Amy Johnson Left Her Secretary Job Behind to Become One of History's Most Daring Pilots

Amy Johnson was your classic dreamer. Anybody who’s ever pushed back from the expected will recognize a little bit of themselves in her story. Well, except for the parts where Johnson became a world-renowned and record-setting pilot.

While working as a secretary in London, England, in the 1920s, she longed for something more than a desk-bound existence. Born in Kingston Upon Hull in 1903, Johnson was a talented student and eventually earned a bachelor’s degree in economics at Sheffield University, a rarity for women at the time. In 1928 she settled in for a comfortable life of paper shuffling and society life in London.

But then, the call of something more, something thrilling and maybe even dangerous took root.

She hoped to become the first woman to fly solo from England to Australia, an 11,000-mile flight, and perhaps to break the record for speed on the way there. She’d had only 75 hours of flight time when she hatched her plan.

Not long after taking her job Johnson became fascinated by airplanes, still a new and awe-inspiring technology that would not have seemed terribly far away from magic. She began taking flying lessons at the London Aeronautic Club in 1928 and by the next year, Johnson had earned a second but far more important bit of paper than her bachelor’s degree: a pilot’s license. Six months later, she became the first woman in the world to receive a Ground Engineer’s “C” license, awarded to pilots who were cleared to visually inspect an aircraft on the ground before a flight.

Once Johnson had her wings and her first solo flights under her belt, she immediately set out to prove that women were every bit the capable pilots men were.

In 1930, with the help from her well-to-do father and an oil magnate interested in her fledgling aviation career, Johnson purchased, for £600, her own plane, a de Havilland DH.60 “Gipsy Moth,” a sturdy, single-engined biplane that she named “Jason.” Johnson had a plan for Jason right away.
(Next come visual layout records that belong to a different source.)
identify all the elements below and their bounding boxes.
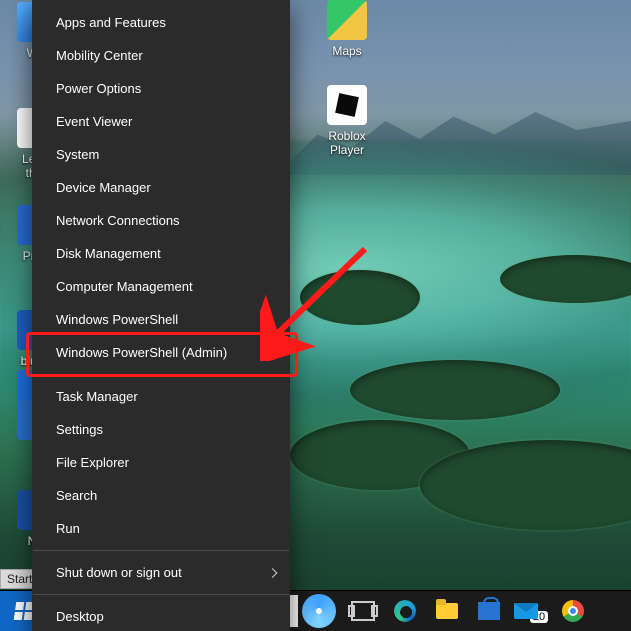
menu-item-label: Run (56, 521, 80, 536)
menu-windows-powershell[interactable]: Windows PowerShell (32, 303, 290, 336)
menu-item-label: Power Options (56, 81, 141, 96)
cortana-icon (302, 594, 336, 628)
cortana-button[interactable] (300, 591, 342, 631)
menu-disk-management[interactable]: Disk Management (32, 237, 290, 270)
wallpaper-island (350, 360, 560, 420)
menu-apps-and-features[interactable]: Apps and Features (32, 6, 290, 39)
menu-task-manager[interactable]: Task Manager (32, 380, 290, 413)
menu-separator (33, 374, 289, 375)
menu-item-label: Task Manager (56, 389, 138, 404)
menu-desktop[interactable]: Desktop (32, 600, 290, 631)
menu-item-label: System (56, 147, 99, 162)
menu-item-label: Windows PowerShell (Admin) (56, 345, 227, 360)
menu-item-label: Desktop (56, 609, 104, 624)
menu-item-label: Search (56, 488, 97, 503)
menu-mobility-center[interactable]: Mobility Center (32, 39, 290, 72)
menu-event-viewer[interactable]: Event Viewer (32, 105, 290, 138)
menu-system[interactable]: System (32, 138, 290, 171)
mail-icon (514, 603, 538, 619)
edge-icon (394, 600, 416, 622)
task-view-icon (351, 601, 375, 621)
desktop-icon-maps[interactable]: Maps (310, 0, 384, 58)
chrome-icon (562, 600, 584, 622)
menu-device-manager[interactable]: Device Manager (32, 171, 290, 204)
menu-separator (33, 550, 289, 551)
menu-item-label: Apps and Features (56, 15, 166, 30)
menu-item-label: File Explorer (56, 455, 129, 470)
menu-item-label: Disk Management (56, 246, 161, 261)
menu-computer-management[interactable]: Computer Management (32, 270, 290, 303)
menu-item-label: Event Viewer (56, 114, 132, 129)
menu-shut-down-or-sign-out[interactable]: Shut down or sign out (32, 556, 290, 589)
menu-item-label: Network Connections (56, 213, 180, 228)
task-view-button[interactable] (342, 591, 384, 631)
taskbar-app-edge[interactable] (384, 591, 426, 631)
menu-item-label: Computer Management (56, 279, 193, 294)
roblox-icon (327, 85, 367, 125)
menu-item-label: Device Manager (56, 180, 151, 195)
taskbar-app-file-explorer[interactable] (426, 591, 468, 631)
menu-separator (33, 594, 289, 595)
taskbar-app-chrome[interactable] (552, 591, 594, 631)
chevron-right-icon (268, 568, 278, 578)
menu-item-label: Mobility Center (56, 48, 143, 63)
desktop-icon-label: Roblox Player (310, 129, 384, 157)
menu-search[interactable]: Search (32, 479, 290, 512)
menu-item-label: Windows PowerShell (56, 312, 178, 327)
folder-icon (436, 603, 458, 619)
menu-settings[interactable]: Settings (32, 413, 290, 446)
winx-menu: Apps and Features Mobility Center Power … (32, 0, 290, 631)
menu-item-label: Settings (56, 422, 103, 437)
menu-run[interactable]: Run (32, 512, 290, 545)
tooltip-text: Start (7, 572, 32, 586)
wallpaper-island (300, 270, 420, 325)
desktop-icon-roblox-player[interactable]: Roblox Player (310, 85, 384, 157)
menu-file-explorer[interactable]: File Explorer (32, 446, 290, 479)
desktop-icon-label: Maps (310, 44, 384, 58)
taskbar-app-store[interactable] (468, 591, 510, 631)
menu-power-options[interactable]: Power Options (32, 72, 290, 105)
taskbar-app-mail[interactable]: 20 (510, 591, 552, 631)
maps-icon (327, 0, 367, 40)
menu-network-connections[interactable]: Network Connections (32, 204, 290, 237)
store-icon (478, 602, 500, 620)
menu-item-label: Shut down or sign out (56, 565, 182, 580)
menu-windows-powershell-admin[interactable]: Windows PowerShell (Admin) (32, 336, 290, 369)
She hoped to become the first woman to fly solo from England to Australia, an 11,000-mile flight, and perhaps to break the record for speed on the way there. She’d had only 75 hours of flight time when she hatched her plan.

“The prospect did not frighten me, because I was so appallingly ignorant that I never realized in the least what I had taken on,” Johnson remarked.
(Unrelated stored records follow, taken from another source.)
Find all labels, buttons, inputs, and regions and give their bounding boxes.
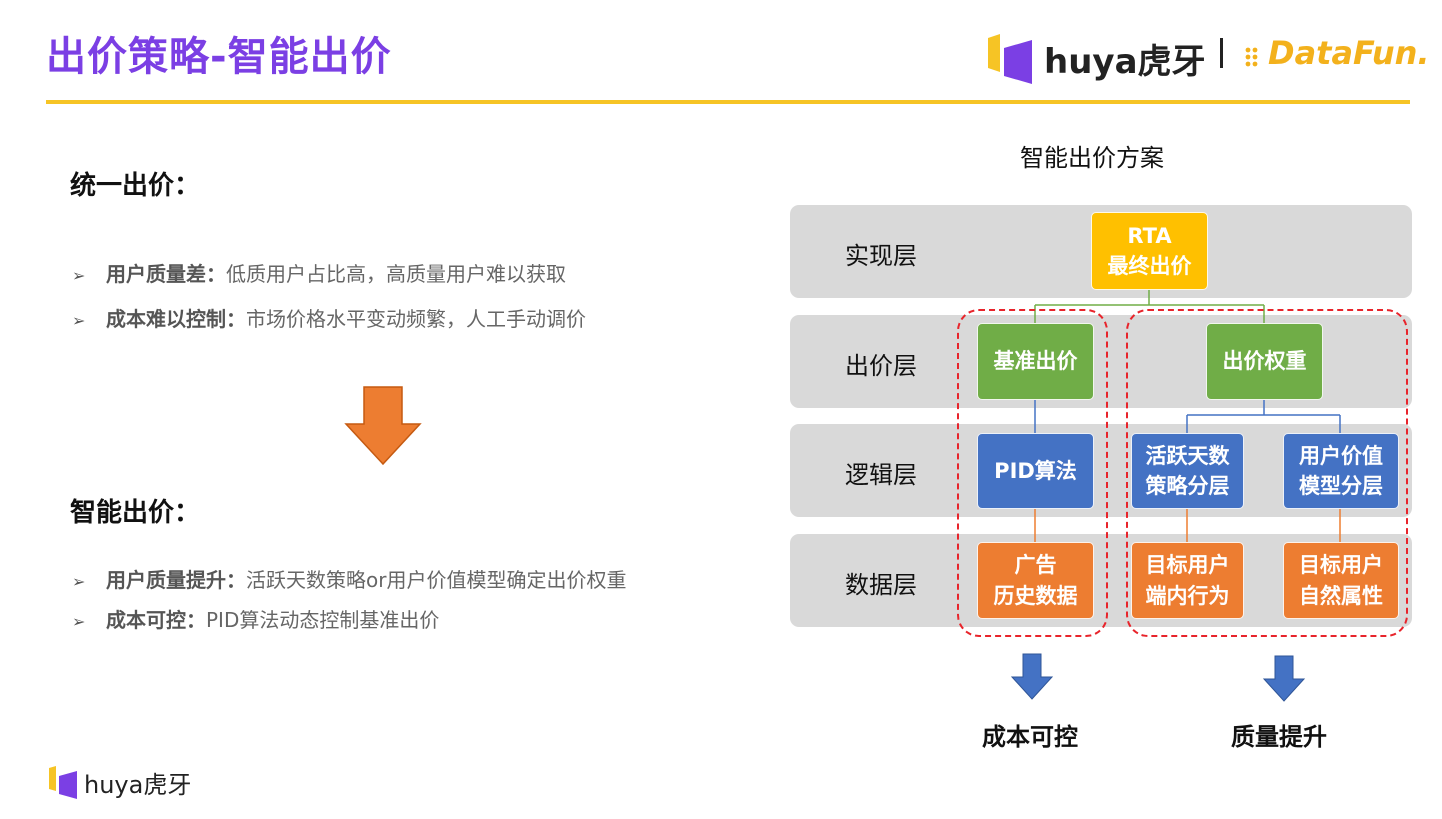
bullet-arrow-icon: ➢ [72, 311, 86, 330]
datafun-logo-text: DataFun. [1268, 34, 1430, 72]
diagram-title: 智能出价方案 [1020, 144, 1164, 172]
layer-label: 出价层 [845, 352, 917, 380]
outcome-cost-controllable: 成本可控 [982, 723, 1078, 751]
layer-label: 实现层 [845, 242, 917, 270]
section-heading-smart-bid: 智能出价： [70, 498, 201, 528]
down-arrow-icon [1262, 655, 1306, 702]
bullet-text: PID算法动态控制基准出价 [206, 608, 440, 632]
huya-logo-text: huya虎牙 [1044, 42, 1206, 82]
bullet-arrow-icon: ➢ [72, 612, 86, 631]
bullet-arrow-icon: ➢ [72, 266, 86, 285]
bullet-text: 低质用户占比高，高质量用户难以获取 [226, 262, 566, 286]
datafun-dots-icon [1245, 47, 1258, 67]
bullet-item: ➢ 成本可控：PID算法动态控制基准出价 [72, 604, 439, 633]
bullet-bold: 成本可控： [106, 608, 206, 632]
page-title: 出价策略-智能出价 [46, 34, 392, 80]
layer-label: 数据层 [845, 571, 917, 599]
title-underline [46, 100, 1410, 104]
group-cost-control [957, 309, 1108, 637]
bullet-item: ➢ 用户质量提升：活跃天数策略or用户价值模型确定出价权重 [72, 564, 626, 593]
node-rta-final-bid: RTA 最终出价 [1091, 212, 1208, 290]
huya-logo-icon [49, 766, 77, 799]
bullet-item: ➢ 成本难以控制：市场价格水平变动频繁，人工手动调价 [72, 303, 586, 332]
down-arrow-icon [1010, 653, 1054, 700]
huya-logo-icon [988, 34, 1032, 84]
bullet-bold: 用户质量差： [106, 262, 226, 286]
section-heading-unified-bid: 统一出价： [70, 171, 201, 201]
layer-label: 逻辑层 [845, 461, 917, 489]
down-arrow-icon [344, 386, 422, 466]
bullet-arrow-icon: ➢ [72, 572, 86, 591]
group-quality-improvement [1126, 309, 1408, 637]
logo-separator [1220, 38, 1223, 68]
outcome-quality-improved: 质量提升 [1231, 723, 1327, 751]
bullet-text: 市场价格水平变动频繁，人工手动调价 [246, 307, 586, 331]
bullet-item: ➢ 用户质量差：低质用户占比高，高质量用户难以获取 [72, 258, 566, 287]
bullet-bold: 用户质量提升： [106, 568, 246, 592]
bullet-bold: 成本难以控制： [106, 307, 246, 331]
bullet-text: 活跃天数策略or用户价值模型确定出价权重 [246, 568, 627, 592]
huya-footer-logo-text: huya虎牙 [84, 771, 192, 799]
Johnson took off from Croydon on May 5 and landed in Darwin on May 24. Along the way, she’d been forced down in a sandstorm, nearly ran out of fuel in Pakistan and landed in the middle of a military parade, and was declared missing after an unscheduled landing in Indonesia. She missed setting the record by four days, but she’d succeeded in becoming the first woman to solo that flight and immediately endeared herself to an English-speaking world obsessed with adventures.

The Daily Mail awarded Johnson £10,000 for her “feat of daring.” King George sent a telegram to Canberra meant for Johnson expressing his and the Queen’s delight and congratulations.

Johnson, however, went home dissatisfied that she hadn’t bested the speed record of Australia’s Bert Hinkler, who’d made the same journey between England and Australia in 15 days. So, she proceeded to set a laundry list of flight records.

In 1931 she set several records for speed and distance while flying with co-pilot C.S. Humphrey. Johnson, with Humphrey, became the first to fly from London to Moscow in one day, then later on the same trip set a record for quickest flight time between London and Tokyo.

Not satisfied with sharing records with a co-pilot, Johnson, in 1932, paced the world’s flying field by establishing the fastest flight—for a man or woman—between London and Cape Town, South Africa, taking only 4 days 6 hours and 54 minutes.

This was the golden age of flight record-setting, obviously, with pilots still learning and testing the abilities of planes. And Johnson was one of the very best.

Johnson ended up marrying a fellow aviator, Jim Mollison. She’d actually bested Mollison’s record when she made her historic 1932 flight from London to Cape Town. The couple made a flurry of long-distance flights together, to India, Australia, and the United States, where they crash-landed and were taken in by Amelia Earhart while they convalesced.

In 1940, Johnson left her commercial flight career—she had been working as a pilot for Hillman Airways—to join the British war effort. Her role was to fly newly built aircraft from the factory to their operating air bases. Johnson’s last flight was in January 1941, when she took off outside of Oxford in a heavy fog and veered off course. Disoriented, Johnson crashed into the Thames Estuary. Her parachute was discovered floating near the plane’s wreckage, but her body was never discovered.

The Women’s Engineering Society, of which Johnson had been elected vice-president, said this about Johnson upon her death:

“She demonstrated for all time that women can plan daring feats, can pay close attention to detail, can superintend and carry out a prescribed programme, can overcome obstacles as they are encountered, can learn from misfortune, can face disappointment without loss of courage.”